Os poderes para praticar atos intra vires responsabilizam a sociedade da mesma forma que
expressamente previsto para o empreendimento do objeto social, já que aqueles consideram-se implicitamente reconhecidos.
Por seu turno, não podemos invocar a
teoria ultra vires societatis
para eivar de nulidade atos como a venda de substâncias entorpecentes, postos
que estes, por violarem a ordem pública, são nulos de pleno direito.
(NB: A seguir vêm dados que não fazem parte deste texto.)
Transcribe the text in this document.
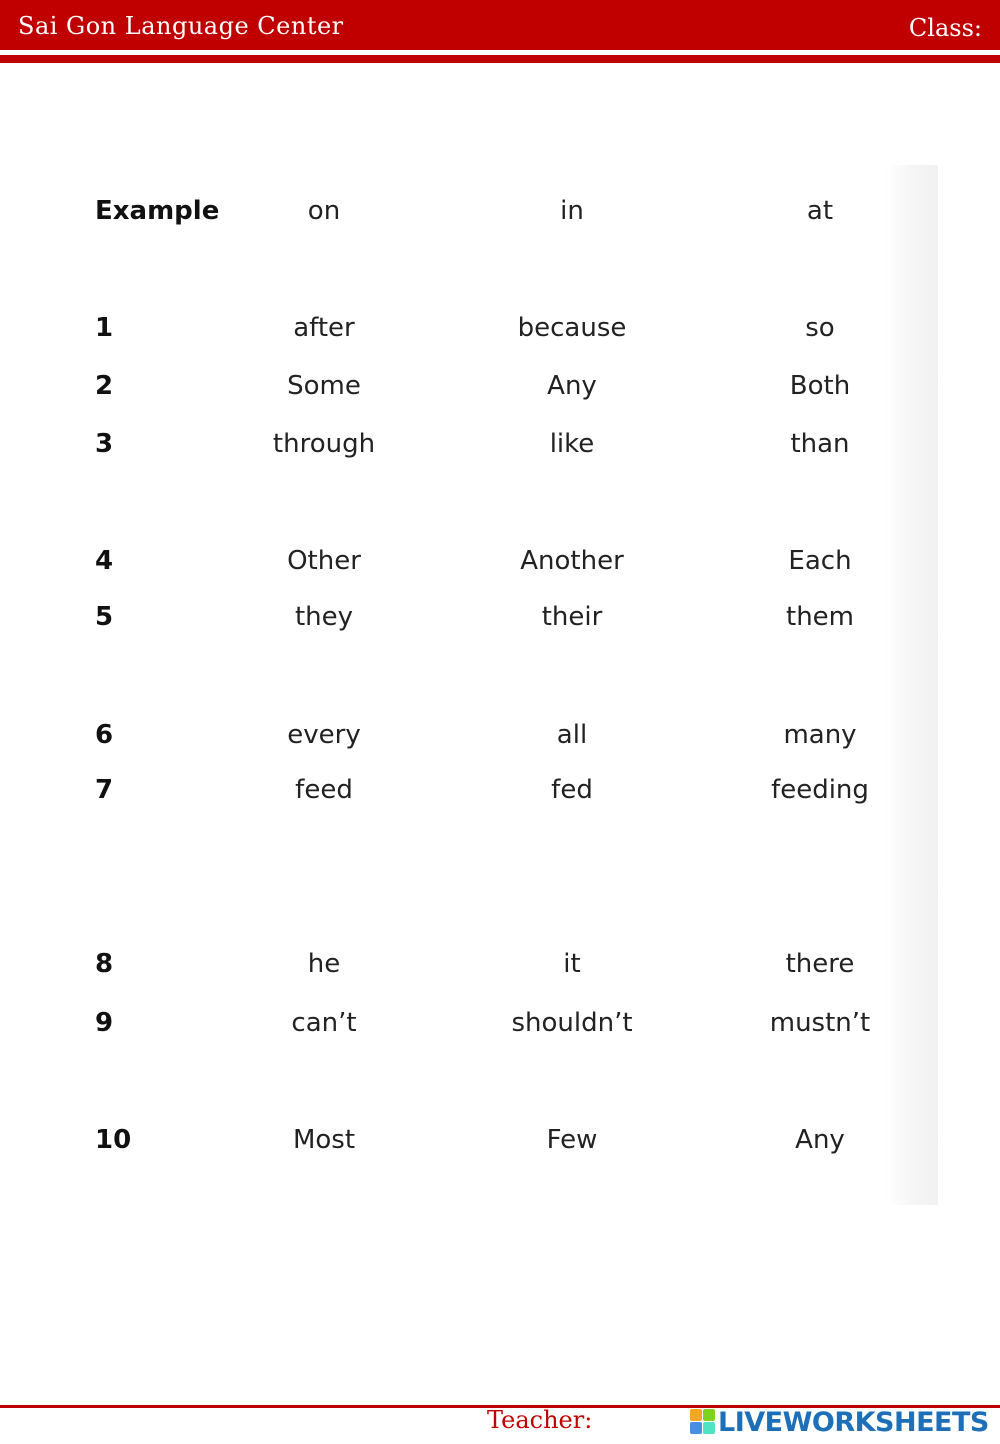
Sai Gon Language Center	Class:
Example	on	in	at
1	after	because	so
2	Some	Any	Both
3	through	like	than
4	Other	Another	Each
5	they	their	them
6	every	all	many
7	feed	fed	feeding
8	he	it	there
9	can’t	shouldn’t	mustn’t
10	Most	Few	Any
Teacher:	LIVEWORKSHEETS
Não
ensejando, nestas hipóteses, a possibilidade de proteção às pessoas, como os
acionistas e credores, que consentem em participarem de empresas que tenham
finalidade ilícita.
Do exposto, podemos afirmar que, quando
o sócio-gerente age com excesso de poder, violando o objeto social lícito para
o qual foi constituída a empresa, acaba responsabilizando-se civilmente perante
a sociedade ou terceiros, pelos prejuízos causados, de acordo com o que se
verificar em alguns julgados:
“A prática de atos ultra vires não obriga a sociedade, por eles respondendo o sócio
signatário dos títulos (…)” Ap.Cível 63955/81-TARJ.
“O gerente de uma sociedade por
cotas responde, solidária e ilimitadamente para com a sociedade e para com
terceiros, pelos atos praticados com violação do contrato social” RT
485/249 – TJSP.
“É a sociedade por ações obrigada
pelos atos praticados por seus diretores. Estes estarão solidariamente
obrigados com aquela, outrossim, se os prejuízos causados resultarem de prática
sua, mas levada a efeito por culpa e com violação dos estatutos sociais”
RDM 02/74.
“A responsabilidade civil dos
administradores somente surge com a violação dos deveres impostos por lei ou
pelos estatutos, pois a direção da sociedade é obrigada a executar as medidas
deliberadas pela assembléia geral dentro de sua competência. Se o administrador
obra em nome da sociedade, praticando ato regular de gestão, não será
pessoalmente responsável pelos atos que praticar, ainda que o resultado não
seja o esperado pela maioria controladora.” 29ª
VCRJ – Proc 15.403/94.
“Em que pese à proibição
estatutária, cumpre resguardar os interesses de quem transaciona de boa-fé
(…). A jurisprudência vem se orientando no sentido de resguardar os terceiros
de boa-fé.” RT 569/194.
“O ajuste celebrado entre terceiro
de boa-fé e sócio que, embora com infração ao estatuto ou contrato social, se
haja apresentado como habilitado a representar e contrair obrigações em nome da
sociedade, deve ser honrado por esta, cabendo-lhe, ou
a qualquer de seus sócios, demandar pessoalmente infrator pelos danos
decorrentes do ato lesivo.” Agr. Reg./
4ª Turma STJ.
Contudo, o princípio da boa-fé que
norteia o direito comercial não deve ser levado às últimas conseqüências, como
regra geral. Pois se assim fosse, o patrimônio social correria enormes riscos
frente a má administradores. Deve-se proteger o
terceiro de boa-fé se este for um homem comum, já que não é hábito desta
categoria a verificação de poderes dos diretores no registro de comércio,
assim, não deve ser prejudicado se não houver razões concretas para presumir que
tinha conhecimento da irregularidade. No entanto, não deve restar protegido o
terceiro que tenha conhecimento, ou devesse ter, do
objeto social e dos limites da atuação dos gerentes em razão da profissionalidade de seus atos.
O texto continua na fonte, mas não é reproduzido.